2作品に共通するのは、杉村三郎や周囲の人間が抱える「幸せ」と「不幸せ」ではないかと思う。杉村三郎は、絵本専門の出版社で働いていたが、大企業今多コンツェルンの会長の娘菜穂子と知り合い、結婚して一人娘にも恵まれる。しかし、身分違いの家と結婚することを反対され、両親や兄弟とは絶縁状態になってしまう。また、結婚の条件として今多コンツェルン広報室で働くことになったことで、周囲や会社外の人間からも、「今多コンツェルン会長に連なる者」という見方をされるようになる。杉村三郎は、そんな「幸せ」と「不幸せ」を天秤にかけながらも、自分の妻や娘との幸せな家庭に満ち足りた気持ちを感じながら生きている。

「誰か Somebody」は、会長のお抱え運転手である梶田信夫が轢き逃げされたことによって死亡したことで、幕を上げる。残された娘のうち、姉の聡美は幼年期の衝撃的な体験から、梶田が他人に言えない秘密を抱えていたのではないか、そのせいで梶田は殺されたのではないかと考える。一方で、妹の梨子は姉の思いなど露知らず、梶田の一生をまとめて本にしようとする。杉村三郎は、会長の命を受けて姉妹の相談に乗るが、調べていくうちに、梶田信夫の暗い過去と、そんな過去があったからこそ対照的な聡美と梨子の関係が明らかになっていく。真面目に生きていた梶田信夫だったからこそ抱えることとなってしまった秘密と、秘密によって幸せな一家の中に生じてしまった歪みがもの悲しい。

「名もなき毒」は、都内で発生した連続毒殺事件と、今多コンツェルン広報室のを辞めることになった原田いずみを巡るトラブルを並行的に描いた作品だ。杉村三郎は、毒殺事件の被害者家族と知り合い、恵まれない過去を背負った犯人の悲しい罪を知る。また、「生まれつきの嘘つき」という病にかかった原田いずみの過去と、原田いずみに関わった多くの人間が傷付いてしまっていることを知る。幸い、杉村三郎は最悪の事態に陥らずに済むが、家族に多少なりとも傷を残す。

どちらの作品も、人間の吐く「毒」をオブラートに包まず、また、人間の不幸を逃げずに書ききるためか、読んでいるのが辛くなることがある。だからこそ、登場人物達が見せる優しさには、逆にホロリとしてしまうのかもしれない。人は誰でも自分勝手に生きたいものだし、行いはどうあれ、気持ちでは卑しいことを考えてしまう。時には気持ちの中だけでなく、口から出てしまうことだってある。私たちの現実の世界では、多少の暴言をうやむやにしてしまうけれど、そういう人間の性質と真摯に向き合うことも必要なのではないかと思うのだ。
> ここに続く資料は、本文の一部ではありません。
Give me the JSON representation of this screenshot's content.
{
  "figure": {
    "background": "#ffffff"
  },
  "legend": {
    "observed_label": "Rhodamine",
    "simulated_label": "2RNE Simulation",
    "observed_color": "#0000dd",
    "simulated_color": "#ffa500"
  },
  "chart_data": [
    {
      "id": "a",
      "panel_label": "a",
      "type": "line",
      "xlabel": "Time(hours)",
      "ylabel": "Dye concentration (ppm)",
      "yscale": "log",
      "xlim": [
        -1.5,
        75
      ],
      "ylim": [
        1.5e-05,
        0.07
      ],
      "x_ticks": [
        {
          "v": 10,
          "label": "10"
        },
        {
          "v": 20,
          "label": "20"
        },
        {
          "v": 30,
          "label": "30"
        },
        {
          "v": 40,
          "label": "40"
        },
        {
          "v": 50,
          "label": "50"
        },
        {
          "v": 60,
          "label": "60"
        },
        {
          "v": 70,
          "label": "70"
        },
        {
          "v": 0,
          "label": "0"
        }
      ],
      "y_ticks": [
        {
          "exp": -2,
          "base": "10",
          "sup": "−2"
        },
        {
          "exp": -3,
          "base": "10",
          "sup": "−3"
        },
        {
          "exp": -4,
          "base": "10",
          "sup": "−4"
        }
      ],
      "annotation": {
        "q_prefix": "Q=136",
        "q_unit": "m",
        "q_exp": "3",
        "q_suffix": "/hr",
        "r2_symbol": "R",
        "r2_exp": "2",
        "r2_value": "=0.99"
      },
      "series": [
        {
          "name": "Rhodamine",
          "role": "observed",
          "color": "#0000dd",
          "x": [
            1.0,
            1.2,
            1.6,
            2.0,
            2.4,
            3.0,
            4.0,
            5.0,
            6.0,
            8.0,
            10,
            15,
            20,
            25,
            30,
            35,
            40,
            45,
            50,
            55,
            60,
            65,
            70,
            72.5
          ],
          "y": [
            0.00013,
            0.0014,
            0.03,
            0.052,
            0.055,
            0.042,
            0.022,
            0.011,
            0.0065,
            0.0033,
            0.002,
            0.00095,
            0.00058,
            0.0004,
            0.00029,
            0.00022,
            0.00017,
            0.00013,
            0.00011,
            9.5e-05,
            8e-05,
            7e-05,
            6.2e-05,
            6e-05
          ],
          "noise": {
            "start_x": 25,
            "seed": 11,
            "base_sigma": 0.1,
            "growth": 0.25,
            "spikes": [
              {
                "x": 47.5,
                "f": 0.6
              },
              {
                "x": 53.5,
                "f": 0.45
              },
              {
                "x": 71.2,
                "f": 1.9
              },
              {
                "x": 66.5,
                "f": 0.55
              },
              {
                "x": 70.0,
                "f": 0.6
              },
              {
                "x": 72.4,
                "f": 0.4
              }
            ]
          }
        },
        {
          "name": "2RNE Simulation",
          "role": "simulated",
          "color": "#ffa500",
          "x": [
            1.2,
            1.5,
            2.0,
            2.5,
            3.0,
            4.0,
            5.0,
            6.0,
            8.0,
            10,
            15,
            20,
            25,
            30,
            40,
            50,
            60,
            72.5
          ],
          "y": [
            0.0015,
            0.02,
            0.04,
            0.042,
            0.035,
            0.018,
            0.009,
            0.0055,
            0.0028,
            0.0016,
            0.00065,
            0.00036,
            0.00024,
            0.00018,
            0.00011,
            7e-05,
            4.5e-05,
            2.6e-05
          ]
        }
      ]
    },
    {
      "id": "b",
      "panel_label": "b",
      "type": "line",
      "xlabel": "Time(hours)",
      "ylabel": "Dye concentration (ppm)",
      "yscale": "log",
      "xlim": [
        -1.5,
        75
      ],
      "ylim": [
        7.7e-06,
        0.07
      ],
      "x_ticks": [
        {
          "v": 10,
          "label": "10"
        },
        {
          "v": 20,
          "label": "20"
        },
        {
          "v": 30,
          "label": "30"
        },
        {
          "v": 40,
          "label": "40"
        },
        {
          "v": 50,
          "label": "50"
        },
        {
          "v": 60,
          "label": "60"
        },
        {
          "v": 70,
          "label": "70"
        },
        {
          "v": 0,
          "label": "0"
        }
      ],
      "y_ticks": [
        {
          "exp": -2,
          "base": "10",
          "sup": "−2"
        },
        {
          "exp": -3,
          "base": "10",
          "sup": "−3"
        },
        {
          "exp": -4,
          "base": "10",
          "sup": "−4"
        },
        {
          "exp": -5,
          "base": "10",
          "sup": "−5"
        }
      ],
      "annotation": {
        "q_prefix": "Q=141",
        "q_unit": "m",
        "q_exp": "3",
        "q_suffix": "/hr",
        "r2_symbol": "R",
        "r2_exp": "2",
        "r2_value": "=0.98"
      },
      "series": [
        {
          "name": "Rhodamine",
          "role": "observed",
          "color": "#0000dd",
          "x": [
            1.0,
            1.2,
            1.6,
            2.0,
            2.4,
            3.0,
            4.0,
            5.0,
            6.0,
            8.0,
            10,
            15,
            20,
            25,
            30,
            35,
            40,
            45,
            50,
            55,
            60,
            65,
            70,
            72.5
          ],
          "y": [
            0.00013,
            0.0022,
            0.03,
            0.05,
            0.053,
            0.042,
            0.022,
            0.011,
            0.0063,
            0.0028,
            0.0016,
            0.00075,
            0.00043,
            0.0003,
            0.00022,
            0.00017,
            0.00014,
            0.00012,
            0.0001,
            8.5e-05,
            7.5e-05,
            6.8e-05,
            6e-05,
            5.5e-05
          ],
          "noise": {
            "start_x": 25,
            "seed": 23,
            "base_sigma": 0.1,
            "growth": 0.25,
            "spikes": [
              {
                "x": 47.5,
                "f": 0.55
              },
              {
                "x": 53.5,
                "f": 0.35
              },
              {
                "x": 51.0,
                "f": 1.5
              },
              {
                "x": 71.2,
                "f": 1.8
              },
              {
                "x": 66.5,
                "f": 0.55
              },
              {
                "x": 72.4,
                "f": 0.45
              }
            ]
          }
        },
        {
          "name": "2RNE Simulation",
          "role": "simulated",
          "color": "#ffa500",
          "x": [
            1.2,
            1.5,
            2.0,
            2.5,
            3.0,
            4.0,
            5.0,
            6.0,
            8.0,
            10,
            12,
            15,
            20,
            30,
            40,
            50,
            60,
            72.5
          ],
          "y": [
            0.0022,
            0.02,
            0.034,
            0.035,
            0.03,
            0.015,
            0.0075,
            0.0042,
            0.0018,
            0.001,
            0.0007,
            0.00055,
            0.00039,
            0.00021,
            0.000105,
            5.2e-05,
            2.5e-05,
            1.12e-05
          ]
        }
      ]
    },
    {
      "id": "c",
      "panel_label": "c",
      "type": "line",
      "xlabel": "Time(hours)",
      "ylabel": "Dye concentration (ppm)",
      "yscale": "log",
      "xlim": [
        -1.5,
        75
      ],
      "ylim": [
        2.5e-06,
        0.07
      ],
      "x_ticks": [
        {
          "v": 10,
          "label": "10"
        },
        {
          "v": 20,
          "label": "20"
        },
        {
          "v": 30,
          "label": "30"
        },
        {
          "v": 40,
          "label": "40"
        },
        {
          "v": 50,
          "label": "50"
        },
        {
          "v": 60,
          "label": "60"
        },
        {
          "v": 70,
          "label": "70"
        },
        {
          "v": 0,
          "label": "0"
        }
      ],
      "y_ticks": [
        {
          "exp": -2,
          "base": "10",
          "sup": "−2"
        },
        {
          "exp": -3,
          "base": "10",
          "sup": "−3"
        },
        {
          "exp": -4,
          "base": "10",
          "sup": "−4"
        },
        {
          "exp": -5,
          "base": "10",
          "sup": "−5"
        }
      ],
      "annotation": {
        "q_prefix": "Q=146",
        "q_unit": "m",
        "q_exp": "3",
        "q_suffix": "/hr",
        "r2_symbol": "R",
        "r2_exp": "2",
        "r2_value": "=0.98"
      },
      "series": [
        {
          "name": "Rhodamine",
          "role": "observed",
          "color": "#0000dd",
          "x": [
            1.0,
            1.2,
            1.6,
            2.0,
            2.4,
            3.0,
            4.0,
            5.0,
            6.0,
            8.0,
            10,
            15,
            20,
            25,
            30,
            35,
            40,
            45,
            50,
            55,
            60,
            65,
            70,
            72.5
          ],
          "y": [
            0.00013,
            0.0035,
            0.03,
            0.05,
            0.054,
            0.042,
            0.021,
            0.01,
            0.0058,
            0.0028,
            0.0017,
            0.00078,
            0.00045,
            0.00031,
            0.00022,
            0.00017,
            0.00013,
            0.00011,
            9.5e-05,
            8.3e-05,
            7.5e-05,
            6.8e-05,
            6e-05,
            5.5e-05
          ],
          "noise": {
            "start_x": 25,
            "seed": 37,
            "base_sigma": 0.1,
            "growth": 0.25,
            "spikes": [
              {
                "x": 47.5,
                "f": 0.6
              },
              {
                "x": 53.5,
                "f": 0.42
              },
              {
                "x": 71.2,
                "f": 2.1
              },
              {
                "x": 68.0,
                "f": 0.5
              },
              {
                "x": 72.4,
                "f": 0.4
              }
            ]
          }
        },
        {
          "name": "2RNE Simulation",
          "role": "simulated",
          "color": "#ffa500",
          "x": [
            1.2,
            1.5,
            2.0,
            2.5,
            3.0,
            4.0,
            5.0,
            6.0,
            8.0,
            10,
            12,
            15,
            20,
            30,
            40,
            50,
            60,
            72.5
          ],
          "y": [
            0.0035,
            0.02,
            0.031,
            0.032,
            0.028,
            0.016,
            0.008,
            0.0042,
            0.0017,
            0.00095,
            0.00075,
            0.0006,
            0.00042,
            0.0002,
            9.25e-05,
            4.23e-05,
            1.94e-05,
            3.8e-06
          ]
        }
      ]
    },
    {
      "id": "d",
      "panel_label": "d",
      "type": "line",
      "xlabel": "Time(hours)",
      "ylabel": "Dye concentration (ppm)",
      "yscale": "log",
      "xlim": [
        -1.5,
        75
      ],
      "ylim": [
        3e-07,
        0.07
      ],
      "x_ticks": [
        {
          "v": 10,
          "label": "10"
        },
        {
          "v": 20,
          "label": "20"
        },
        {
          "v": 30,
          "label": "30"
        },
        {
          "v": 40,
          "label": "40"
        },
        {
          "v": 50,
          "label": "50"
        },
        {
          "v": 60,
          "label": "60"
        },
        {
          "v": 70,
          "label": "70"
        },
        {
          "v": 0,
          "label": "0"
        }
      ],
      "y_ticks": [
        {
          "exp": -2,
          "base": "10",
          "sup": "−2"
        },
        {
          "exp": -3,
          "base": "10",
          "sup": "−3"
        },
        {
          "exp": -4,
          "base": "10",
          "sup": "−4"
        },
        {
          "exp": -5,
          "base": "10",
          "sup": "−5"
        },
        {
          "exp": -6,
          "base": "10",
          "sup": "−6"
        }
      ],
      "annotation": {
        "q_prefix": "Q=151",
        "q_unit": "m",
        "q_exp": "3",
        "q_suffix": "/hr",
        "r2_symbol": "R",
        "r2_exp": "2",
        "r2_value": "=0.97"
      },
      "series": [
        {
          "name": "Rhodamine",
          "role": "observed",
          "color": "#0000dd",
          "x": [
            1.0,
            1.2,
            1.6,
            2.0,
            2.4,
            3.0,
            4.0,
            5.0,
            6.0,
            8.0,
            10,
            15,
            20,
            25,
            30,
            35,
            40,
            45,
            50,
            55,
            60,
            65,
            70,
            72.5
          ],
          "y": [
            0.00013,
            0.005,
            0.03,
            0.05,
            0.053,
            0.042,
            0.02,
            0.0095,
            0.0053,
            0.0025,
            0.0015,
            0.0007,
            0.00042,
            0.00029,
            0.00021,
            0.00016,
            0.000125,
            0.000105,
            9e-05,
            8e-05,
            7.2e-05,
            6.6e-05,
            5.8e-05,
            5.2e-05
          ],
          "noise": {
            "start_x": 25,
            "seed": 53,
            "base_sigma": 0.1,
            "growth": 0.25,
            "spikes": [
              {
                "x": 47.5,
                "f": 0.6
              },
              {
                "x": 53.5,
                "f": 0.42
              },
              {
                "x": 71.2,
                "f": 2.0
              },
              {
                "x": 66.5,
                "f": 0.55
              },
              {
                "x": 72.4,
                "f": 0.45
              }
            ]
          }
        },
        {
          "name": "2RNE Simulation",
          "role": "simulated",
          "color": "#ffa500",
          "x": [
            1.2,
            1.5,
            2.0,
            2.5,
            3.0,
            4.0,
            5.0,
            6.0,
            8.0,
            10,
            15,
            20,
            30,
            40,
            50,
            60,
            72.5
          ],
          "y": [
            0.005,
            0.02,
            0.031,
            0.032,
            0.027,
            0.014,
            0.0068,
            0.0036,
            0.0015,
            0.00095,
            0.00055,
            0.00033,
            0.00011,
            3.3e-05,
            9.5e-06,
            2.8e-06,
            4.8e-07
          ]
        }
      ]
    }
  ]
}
宮部みゆきは、幅広いジャンルの作品を世の中に出してきた。恥ずかしながら、私はほんの一部しか読むことができていない。にもかかわらず、今回このように紹介させてもらったのは、やはり「誰か Somebody」と「名もなき毒」が非常に人間の心に迫り、誰しもが考えさせられる作品であると感じたからだ。杉村三郎シリーズの第3作となる「ペテロの葬列」にも、大いに期待をさせてもらっている。